Папа мой в своей неопубликованной работе («Историко-этнографический очерк села Уде» (на груз. яз.), 1943-44 гг.) отмечал, что генетическая принадлежность к грузинскому племени всегда объединяла месхов – католиков и мусульман. Этот пример единения месхов-мусульман и католиков выразился в совместном строительстве в 1895-1907 гг. католического собора в селе Уде, которое состоялось по инициативе падре Иосеба Чилашвили. Духовный же предводитель мусульман мулла Эюб Чилашвили (организовавший строительство мечети в селе Уде) объявил в своей проповеди, что и церковь, и мечеть – это обители Всевышнего. И каждый, кто потрудится на славу строительства храма, заработает «саваб» (душеспасительство). Естественно, оба этих Чилашвили, возглавлявшие духовную власть в селе, были между собой родственниками, что можно проследить на генеалогии, начерченной рукой восьмиклассницы Марго. Мулла Эюб был внуком Гюли-Вардо, а падре Иосеб (Осэ) – внуком Павле, брата Гюли.
Католический храм и поныне стоит в Уде – с любопытной надписью на стене о том, что в строительстве этого храма принимали участие 2120 католиков села Уде и 520 – мусульман, «все – грузинского племени». Последнее говорит о том, что термин «грузин» стал для жителей села Уде более широким понятием, чем «православный», «мусульманин» или «католик».
Этот газетный разворот, подписанный Марго, пожелтевший и истертый временем, папа вывез из родного села 66 лет назад. Когда под дулами солдатских винтовок надо было срочно собирать самое важное и ценное. Эта генеалогия ехала с папой в американских «студебеккерах», тряслась в товарных вагонах и не полетела в печку, когда в морозные дни нечем было согреться. Она ехала с папой вместе с самыми важными документами из Грузии в Узбекистан, а потом – в Азербайджан и была бережно сохранена в старой папке с тесемочками – вместе с 58-ю таблицами фамилий его родного села. Теперь, спустя более полувека, эта генеалогия вернулась в Грузию.
Много лет позже, уже в Грузии, мы с братом Маратом проводили семинар-диалог депортированных месхетинцев с местным населением, где познакомились с Аней Чилашвили, муж которой был родом из Уде. Я спросила, знают ли они такую Марго Чилашвили? Аня ахнула: «Да это же тетя Отара!» И, оказывается, жила она по-прежнему в Уде – большим благополучным семейством. Я сказала: в таком случае у нас есть подарок для тети Марго.

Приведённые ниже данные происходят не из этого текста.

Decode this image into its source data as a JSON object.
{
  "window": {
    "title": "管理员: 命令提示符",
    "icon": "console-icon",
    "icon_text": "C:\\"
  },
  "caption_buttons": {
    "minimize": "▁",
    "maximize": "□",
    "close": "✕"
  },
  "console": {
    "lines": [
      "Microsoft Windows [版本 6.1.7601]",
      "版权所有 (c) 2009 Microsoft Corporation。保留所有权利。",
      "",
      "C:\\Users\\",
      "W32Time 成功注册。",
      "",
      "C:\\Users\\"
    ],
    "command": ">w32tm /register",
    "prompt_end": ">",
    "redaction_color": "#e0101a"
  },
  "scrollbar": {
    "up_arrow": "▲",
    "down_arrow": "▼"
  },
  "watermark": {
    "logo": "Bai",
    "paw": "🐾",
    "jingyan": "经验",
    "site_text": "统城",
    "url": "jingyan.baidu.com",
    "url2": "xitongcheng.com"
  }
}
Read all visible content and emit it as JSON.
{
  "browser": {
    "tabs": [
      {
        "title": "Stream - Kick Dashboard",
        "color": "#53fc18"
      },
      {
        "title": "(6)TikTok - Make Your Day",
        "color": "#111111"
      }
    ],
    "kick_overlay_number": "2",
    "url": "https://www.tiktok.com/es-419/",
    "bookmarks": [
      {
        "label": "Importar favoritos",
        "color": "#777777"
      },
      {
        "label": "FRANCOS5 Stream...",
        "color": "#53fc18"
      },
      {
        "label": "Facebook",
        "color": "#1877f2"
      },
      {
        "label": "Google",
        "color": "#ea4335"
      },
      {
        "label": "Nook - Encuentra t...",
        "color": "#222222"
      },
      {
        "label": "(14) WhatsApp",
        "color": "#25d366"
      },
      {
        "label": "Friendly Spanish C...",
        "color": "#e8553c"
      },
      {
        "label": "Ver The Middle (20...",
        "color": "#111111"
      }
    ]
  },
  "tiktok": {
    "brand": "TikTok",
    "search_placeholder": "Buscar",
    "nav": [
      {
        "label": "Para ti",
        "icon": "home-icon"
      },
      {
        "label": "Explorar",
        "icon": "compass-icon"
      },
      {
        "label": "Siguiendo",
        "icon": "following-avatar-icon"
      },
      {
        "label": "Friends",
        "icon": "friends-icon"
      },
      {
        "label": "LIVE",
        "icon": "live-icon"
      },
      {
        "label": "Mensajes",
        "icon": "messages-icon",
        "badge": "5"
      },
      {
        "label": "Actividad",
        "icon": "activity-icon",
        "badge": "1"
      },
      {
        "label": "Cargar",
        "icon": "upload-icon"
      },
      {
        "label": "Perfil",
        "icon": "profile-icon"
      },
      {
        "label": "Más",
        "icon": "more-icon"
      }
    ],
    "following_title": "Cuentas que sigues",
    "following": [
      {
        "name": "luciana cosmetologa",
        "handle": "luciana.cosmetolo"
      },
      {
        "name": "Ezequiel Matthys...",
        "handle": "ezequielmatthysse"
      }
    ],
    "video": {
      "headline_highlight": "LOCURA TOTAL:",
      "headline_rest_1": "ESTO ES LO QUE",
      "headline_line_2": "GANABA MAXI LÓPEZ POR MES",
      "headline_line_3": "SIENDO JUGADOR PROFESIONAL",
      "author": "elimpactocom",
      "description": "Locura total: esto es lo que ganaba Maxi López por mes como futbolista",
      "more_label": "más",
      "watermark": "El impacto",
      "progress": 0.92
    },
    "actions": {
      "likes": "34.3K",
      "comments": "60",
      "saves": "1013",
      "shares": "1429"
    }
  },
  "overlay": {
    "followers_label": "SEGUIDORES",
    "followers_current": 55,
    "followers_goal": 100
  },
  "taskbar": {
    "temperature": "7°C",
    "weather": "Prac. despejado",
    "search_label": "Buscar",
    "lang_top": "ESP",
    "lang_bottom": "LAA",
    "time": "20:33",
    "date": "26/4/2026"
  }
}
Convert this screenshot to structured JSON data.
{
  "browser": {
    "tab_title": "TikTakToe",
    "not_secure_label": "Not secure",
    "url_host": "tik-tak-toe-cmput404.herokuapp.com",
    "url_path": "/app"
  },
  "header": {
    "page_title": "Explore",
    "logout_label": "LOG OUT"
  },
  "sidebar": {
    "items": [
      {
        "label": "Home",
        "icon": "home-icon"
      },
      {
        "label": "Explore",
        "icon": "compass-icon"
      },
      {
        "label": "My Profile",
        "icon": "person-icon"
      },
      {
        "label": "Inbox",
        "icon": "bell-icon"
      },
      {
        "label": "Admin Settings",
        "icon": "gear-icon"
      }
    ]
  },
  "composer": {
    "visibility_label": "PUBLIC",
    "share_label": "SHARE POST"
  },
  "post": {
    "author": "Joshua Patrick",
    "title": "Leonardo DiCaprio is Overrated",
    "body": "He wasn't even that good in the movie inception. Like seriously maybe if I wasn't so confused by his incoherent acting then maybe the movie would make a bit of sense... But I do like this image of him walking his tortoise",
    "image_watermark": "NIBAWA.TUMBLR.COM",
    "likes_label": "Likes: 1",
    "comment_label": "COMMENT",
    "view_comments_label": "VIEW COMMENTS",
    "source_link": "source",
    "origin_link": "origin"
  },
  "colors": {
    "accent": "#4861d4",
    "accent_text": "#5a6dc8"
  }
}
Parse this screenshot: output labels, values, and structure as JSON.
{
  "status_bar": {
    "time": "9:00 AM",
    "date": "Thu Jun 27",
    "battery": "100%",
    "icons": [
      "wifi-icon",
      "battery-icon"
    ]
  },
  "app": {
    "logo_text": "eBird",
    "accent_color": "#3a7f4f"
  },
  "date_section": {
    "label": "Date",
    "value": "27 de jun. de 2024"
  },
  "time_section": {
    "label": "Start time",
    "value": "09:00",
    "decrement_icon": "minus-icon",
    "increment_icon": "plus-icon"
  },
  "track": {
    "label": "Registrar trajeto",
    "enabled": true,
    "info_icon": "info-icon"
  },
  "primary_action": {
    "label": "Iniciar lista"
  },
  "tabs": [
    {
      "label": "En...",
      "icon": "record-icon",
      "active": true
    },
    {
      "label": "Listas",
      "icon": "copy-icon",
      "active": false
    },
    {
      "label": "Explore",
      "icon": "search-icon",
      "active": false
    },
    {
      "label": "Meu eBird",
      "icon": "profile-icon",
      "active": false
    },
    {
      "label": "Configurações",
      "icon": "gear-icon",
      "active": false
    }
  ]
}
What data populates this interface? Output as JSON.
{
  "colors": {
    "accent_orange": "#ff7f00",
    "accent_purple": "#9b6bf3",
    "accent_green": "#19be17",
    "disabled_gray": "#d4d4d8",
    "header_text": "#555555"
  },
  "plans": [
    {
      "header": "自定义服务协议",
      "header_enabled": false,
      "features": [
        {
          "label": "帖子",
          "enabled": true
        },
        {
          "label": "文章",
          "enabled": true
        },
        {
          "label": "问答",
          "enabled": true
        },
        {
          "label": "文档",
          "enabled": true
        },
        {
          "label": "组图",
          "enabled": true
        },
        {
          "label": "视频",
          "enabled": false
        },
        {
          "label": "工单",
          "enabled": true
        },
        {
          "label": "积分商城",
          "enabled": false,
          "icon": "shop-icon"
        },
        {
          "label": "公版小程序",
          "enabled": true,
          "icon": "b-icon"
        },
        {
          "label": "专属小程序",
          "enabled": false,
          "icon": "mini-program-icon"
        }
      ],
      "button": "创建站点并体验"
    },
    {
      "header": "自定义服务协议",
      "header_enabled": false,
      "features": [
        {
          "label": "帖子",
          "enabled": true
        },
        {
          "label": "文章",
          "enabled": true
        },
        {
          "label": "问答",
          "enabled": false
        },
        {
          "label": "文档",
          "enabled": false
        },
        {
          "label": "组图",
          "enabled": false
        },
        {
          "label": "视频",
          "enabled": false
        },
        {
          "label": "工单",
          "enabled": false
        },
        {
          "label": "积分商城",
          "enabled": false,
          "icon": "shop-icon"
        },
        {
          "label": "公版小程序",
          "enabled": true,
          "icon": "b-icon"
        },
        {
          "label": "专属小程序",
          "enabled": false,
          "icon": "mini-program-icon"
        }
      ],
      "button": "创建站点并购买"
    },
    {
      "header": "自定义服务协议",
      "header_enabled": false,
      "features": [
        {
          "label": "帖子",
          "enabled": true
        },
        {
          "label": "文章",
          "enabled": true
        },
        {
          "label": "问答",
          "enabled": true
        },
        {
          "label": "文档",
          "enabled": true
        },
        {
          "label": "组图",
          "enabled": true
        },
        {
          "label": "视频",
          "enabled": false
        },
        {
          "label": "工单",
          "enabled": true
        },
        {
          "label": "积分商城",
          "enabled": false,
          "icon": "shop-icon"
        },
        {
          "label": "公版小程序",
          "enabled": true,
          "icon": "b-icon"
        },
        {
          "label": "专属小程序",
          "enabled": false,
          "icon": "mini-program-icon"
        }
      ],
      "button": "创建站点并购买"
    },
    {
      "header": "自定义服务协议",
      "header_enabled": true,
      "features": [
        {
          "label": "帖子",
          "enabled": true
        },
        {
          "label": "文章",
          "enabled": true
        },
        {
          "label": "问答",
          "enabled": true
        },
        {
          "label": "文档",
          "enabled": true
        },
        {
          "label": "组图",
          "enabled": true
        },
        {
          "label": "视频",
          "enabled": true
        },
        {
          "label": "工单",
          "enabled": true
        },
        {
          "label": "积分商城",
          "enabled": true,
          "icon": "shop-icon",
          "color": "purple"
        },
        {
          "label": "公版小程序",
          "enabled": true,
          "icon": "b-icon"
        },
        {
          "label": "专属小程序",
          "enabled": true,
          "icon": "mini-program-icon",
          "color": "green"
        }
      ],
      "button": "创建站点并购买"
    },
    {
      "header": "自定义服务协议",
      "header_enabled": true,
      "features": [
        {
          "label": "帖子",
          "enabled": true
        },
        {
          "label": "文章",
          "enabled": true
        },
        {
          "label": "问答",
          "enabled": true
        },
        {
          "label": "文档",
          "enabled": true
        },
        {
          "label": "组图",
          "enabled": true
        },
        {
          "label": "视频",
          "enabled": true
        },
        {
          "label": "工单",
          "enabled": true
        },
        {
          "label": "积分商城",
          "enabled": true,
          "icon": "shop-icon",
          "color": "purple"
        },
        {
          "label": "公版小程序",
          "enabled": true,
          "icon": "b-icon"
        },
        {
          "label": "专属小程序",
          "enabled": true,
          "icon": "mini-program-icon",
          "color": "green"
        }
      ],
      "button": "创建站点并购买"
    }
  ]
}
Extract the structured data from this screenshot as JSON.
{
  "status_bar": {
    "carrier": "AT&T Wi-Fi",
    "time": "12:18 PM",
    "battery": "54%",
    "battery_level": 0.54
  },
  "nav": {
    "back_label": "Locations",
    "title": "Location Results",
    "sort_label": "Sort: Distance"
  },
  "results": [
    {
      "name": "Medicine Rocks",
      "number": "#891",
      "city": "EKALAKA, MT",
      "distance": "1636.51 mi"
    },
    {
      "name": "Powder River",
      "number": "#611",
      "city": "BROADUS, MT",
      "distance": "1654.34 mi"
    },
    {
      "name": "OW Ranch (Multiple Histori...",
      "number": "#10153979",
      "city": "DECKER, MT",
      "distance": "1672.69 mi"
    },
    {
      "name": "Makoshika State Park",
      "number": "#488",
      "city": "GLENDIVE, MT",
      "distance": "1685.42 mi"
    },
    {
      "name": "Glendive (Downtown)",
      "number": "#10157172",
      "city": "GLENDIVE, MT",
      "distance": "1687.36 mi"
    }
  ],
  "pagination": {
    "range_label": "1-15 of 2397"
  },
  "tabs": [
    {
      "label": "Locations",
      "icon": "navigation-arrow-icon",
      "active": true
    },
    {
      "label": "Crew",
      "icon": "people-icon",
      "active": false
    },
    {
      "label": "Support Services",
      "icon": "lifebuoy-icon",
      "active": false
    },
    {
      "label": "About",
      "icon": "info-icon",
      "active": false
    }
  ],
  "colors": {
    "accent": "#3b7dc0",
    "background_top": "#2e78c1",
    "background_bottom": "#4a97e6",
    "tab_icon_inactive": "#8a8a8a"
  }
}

И передали ей копию рукописной генеалогии.
Когда мы встретились на следующем тренинге, Аня рассказала, что тетя Марго буквально разрыдалась, увидев привет из своего детства. И долго держала в дрожащих руках документ полувековой давности, рассматривая свой детский почерк, умиляясь надписи: «Эта генеалогия составлена в период Отечественной войны. Составитель Марго Чилашвили. 14/IX 1944».
Мы собирались встретиться с ней, но как-то не случилось. Зато близко познакомились с семьей Ани и Отара – его прелестными дочерями – Нино, Лианой и Луизой.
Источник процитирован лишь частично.